Face à la guerre économique et à la politique de pression maximale menées par le gouvernement des États-Unis, qui cherchent à briser la résilience de notre peuple et à lui infliger toutes sortes de souffrances, notamment par un blocus énergétique provoquant des pénuries de carburant et des perturbations croissantes du Système électrique national (SEN), l’État cubain, ses agences gouvernementales, organisations et autres institutions déploient des efforts considérables pour garantir l’économie et les services essentiels à la population dans un contexte extrêmement complexe.
Dans ce contexte, la lutte contre la criminalité est une priorité, avec une attention particulière portée aux infractions qui affectent la production et la distribution d’électricité, ainsi que l’approvisionnement en eau, les communications, les transports et d’autres secteurs, en raison de leur impact sur les conditions de vie des citoyens, l’économie, la sécurité nationale et l’ordre intérieur.
Le Code pénal cubain, en ses articles 125 et 126, prévoit des peines allant de 7 à 30 ans d’emprisonnement, la réclusion à perpétuité ou la peine de mort pour le crime de sabotage.
Conformément à ce qui précède, depuis mai 2025, la Cour suprême populaire a statué que les actes de vandalisme consistant à voler, endommager, altérer ou détériorer des éléments, composants ou pièces destinés au réseau électrique, ainsi que d’autres actes criminels similaires portant atteinte aux infrastructures critiques essentielles au développement économique et social du pays, constituent un délit de sabotage. Ces actes engendrent un climat d’insécurité et de troubles au sein de la population et contreviennent aux efforts déployés par l’État et le gouvernement en la matière.
Dans le cadre de la lutte contre les crimes visant le Réseau électrique national (SEN), plus de 460 enquêtes criminelles ont été ouvertes dans le pays entre 2025 et le premier semestre 2026, principalement pour sabotage, dommages, cambriolage, vol et recel. Les vols les plus fréquents lors de ces incidents concernent l’huile diélectrique de différents types de transformateurs, les équerres de fixation des pylônes à haute tension, le sectionnement et le vol de câbles, de fils et de boulons du réseau de distribution électrique, ainsi que les dommages causés aux centrales solaires photovoltaïques.

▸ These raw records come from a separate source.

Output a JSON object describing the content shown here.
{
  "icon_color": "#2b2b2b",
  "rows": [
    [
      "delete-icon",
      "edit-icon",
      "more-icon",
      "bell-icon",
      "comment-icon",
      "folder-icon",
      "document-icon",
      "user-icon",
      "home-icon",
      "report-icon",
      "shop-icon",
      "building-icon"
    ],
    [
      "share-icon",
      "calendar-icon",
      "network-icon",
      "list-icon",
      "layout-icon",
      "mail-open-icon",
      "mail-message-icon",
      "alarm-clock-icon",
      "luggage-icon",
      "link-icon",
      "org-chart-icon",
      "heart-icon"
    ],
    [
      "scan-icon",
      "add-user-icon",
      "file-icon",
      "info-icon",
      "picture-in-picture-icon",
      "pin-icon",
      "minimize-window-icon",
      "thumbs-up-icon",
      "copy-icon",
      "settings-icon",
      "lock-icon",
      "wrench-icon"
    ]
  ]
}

Plus précisément, le vol d’huile diélectrique de transformateurs a fait l’objet de plus de 300 signalements durant cette période, dans toutes les provinces, avec une incidence particulièrement élevée à Matanzas, Ciego de Ávila, Mayabeque, Santiago de Cuba et Artemisa.
Les dommages qui en résultent comprennent la perturbation prolongée de la vie de milliers de familles, privées non seulement d’électricité mais aussi d’autres services essentiels ; l’arrêt de centres de production indispensables à l’approvisionnement en nourriture, en eau et en communications ; des dommages aux installations de production agricole ; et l’impossibilité de réparer certains transformateurs endommagés.
Malheureusement, certains auteurs de ces vols ont perdu la vie en tentant de voler de l’huile ou du gaz alors que les lignes électriques étaient sous tension.
Les enquêtes menées par les services spécialisés du ministère de l’Intérieur ont établi que ces activités illicites se déroulent principalement dans des zones peu fréquentées, mal éclairées et où la sécurité est précaire. Le pétrole volé est vendu au marché noir comme carburant.
Le parquet assure un suivi rigoureux des enquêtes relatives à ces crimes. Il a placé en détention provisoire 87 % des prévenus et requis des peines sévères, invoquant le sabotage, compte tenu de la gravité des actes, de leur impact sur la population et des dommages causés.
Les biens utilisés pour commettre le crime ou qui en découlent, tels que les véhicules, le matériel agricole et autres, peuvent faire l’objet d’une saisie ou d’une confiscation.
Toutes les personnes jugées en 2026 pour des actes illégaux liés au Réseau électrique national (SEN) ont été reconnues coupables de sabotage, avec des peines allant principalement de 9 à 20 ans d’emprisonnement. Ceci témoigne également de la rigueur de la justice.
De tels actes préjudiciables aggravent la situation énergétique déjà difficile du pays et compromettent les efforts de l’État et du gouvernement pour y remédier. Parallèlement, ils nous contraignent à intensifier nos actions préventives et correctives, à appliquer rigoureusement la réglementation et à renforcer la vigilance des entités, des organisations et de la population dans chaque communauté.
Conformément à notre mission de défendre la légalité socialiste et dans le strict respect de la Constitution et des lois, nous réaffirmons qu’aucune impunité ne sera tolérée envers ceux qui, dans ces circonstances complexes, portent atteinte au bien-être de notre peuple.